With the integration, the release said, account holders can send outbound payments to beneficiaries in PYUSD without needing to mint the stablecoin themselves or manage an external digital wallet

The announcement comes a little more than a month after FV revealed it was now supporting direct USDT stablecoin deposits.

As PYMNTS wrote at the time, the news suggests that “cross-border payments optimization could be arriving — for both financial institutions (FIs) and their end-users — faster than anyone could have anticipated.”

Traditional cross-border payments are known for their high fees, slow processing times and opaque intermediaries. Stablecoins present an enticing alternative by allowing near-instantaneous transfers, substantially reducing costs and providing enhanced transparency through blockchain technology. 
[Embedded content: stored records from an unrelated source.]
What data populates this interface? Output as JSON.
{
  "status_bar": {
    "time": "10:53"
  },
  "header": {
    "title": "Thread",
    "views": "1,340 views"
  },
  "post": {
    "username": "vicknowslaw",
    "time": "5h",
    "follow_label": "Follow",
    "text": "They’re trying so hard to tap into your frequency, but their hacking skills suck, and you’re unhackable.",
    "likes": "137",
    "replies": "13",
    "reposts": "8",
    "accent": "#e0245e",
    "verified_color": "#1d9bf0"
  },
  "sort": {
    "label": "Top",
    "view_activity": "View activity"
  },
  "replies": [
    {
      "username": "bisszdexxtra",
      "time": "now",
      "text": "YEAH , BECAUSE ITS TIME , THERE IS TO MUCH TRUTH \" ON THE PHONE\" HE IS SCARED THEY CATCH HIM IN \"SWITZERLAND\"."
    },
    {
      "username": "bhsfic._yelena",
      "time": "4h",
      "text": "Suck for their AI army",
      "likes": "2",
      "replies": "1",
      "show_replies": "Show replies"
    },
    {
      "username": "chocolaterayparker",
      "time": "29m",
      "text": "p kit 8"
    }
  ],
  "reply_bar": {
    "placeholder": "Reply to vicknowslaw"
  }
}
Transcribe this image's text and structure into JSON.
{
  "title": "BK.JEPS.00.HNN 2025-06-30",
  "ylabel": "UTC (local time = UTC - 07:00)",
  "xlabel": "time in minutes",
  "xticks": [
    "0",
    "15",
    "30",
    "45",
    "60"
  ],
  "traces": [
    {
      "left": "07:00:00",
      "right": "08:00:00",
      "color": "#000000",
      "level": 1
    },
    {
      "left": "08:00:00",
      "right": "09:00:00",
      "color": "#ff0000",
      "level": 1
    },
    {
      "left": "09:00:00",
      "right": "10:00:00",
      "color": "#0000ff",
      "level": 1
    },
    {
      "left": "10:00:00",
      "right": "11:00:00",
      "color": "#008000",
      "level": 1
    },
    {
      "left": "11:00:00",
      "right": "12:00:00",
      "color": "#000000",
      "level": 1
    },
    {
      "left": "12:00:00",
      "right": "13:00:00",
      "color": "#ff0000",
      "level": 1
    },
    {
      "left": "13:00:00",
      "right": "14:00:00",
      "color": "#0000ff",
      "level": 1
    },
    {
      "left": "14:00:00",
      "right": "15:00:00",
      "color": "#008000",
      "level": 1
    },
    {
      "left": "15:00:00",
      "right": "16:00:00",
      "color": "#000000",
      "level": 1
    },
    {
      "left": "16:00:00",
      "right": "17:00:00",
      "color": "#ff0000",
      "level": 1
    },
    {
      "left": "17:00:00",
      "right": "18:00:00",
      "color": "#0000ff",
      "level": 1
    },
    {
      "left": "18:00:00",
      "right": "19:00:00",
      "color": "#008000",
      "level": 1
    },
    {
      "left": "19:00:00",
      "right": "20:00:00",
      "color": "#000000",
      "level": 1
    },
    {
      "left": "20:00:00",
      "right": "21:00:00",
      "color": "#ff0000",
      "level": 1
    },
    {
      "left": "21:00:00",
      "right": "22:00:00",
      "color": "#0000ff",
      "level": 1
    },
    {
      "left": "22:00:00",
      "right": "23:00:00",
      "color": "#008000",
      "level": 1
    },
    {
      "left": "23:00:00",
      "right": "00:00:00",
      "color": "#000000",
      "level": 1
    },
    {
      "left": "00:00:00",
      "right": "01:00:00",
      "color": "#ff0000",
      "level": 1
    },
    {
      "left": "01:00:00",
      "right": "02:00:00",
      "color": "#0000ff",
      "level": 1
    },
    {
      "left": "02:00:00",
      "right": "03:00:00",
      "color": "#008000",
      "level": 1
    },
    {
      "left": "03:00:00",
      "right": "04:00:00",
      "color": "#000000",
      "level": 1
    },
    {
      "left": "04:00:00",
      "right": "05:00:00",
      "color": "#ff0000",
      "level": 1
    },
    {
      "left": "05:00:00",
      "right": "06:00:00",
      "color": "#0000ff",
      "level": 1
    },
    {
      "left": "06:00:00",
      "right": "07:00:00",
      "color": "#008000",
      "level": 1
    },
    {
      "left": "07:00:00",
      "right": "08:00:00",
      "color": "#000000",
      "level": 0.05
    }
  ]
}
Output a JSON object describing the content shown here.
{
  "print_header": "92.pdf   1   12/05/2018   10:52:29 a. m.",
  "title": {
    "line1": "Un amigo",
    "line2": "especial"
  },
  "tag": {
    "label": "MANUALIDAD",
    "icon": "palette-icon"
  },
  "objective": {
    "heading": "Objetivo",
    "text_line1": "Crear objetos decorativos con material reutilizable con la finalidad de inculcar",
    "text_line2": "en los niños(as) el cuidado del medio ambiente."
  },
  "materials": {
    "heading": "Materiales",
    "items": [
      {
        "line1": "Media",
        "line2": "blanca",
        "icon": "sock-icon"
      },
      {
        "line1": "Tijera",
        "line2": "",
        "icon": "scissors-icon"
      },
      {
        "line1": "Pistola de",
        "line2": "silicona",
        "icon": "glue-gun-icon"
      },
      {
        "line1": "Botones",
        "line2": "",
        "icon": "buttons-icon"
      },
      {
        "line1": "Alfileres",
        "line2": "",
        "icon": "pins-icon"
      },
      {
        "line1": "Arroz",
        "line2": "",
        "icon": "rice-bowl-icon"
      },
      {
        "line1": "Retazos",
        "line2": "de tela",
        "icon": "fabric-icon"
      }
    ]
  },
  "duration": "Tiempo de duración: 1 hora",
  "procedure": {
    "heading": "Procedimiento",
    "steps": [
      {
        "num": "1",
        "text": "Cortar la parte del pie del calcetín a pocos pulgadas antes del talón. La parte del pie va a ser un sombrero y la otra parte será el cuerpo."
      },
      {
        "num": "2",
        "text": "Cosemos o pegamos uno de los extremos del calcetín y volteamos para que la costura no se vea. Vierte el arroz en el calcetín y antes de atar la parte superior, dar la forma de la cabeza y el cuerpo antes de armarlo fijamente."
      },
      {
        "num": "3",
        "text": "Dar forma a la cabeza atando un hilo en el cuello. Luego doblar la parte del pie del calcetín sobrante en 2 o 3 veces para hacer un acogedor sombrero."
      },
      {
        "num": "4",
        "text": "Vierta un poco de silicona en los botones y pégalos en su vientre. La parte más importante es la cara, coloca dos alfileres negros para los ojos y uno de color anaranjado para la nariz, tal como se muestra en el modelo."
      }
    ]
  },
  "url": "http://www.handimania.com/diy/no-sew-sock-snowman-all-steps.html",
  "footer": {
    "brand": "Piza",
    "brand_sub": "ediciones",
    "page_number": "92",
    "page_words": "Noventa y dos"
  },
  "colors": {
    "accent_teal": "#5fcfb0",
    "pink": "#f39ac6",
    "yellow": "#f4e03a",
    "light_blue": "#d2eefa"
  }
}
“However, their utility has been somewhat limited by the difficulty of moving funds between stablecoins and fiat currencies — a gap that on-ramp and off-ramp services aim to fill,” PYMNTS wrote.

“For banks, this functionality highlights the emergence of a potentially stark choice: adapt to a changing payments landscape or risk disintermediation.”

In related news, PYMNTS earlier this week looked at what the coming year could bring for cryptocurrency regulation, noting that stablecoin legislation is likely to come before rules governing crypto markets.

Marta Belcher, president of the Filecoin Foundation, told PYMNTS  that one of the biggest questions surrounding the regulation is whether stablecoins have to be one-to-one backed by U.S. dollars, arguing that this rule would be “above and beyond” what is asked of other sectors.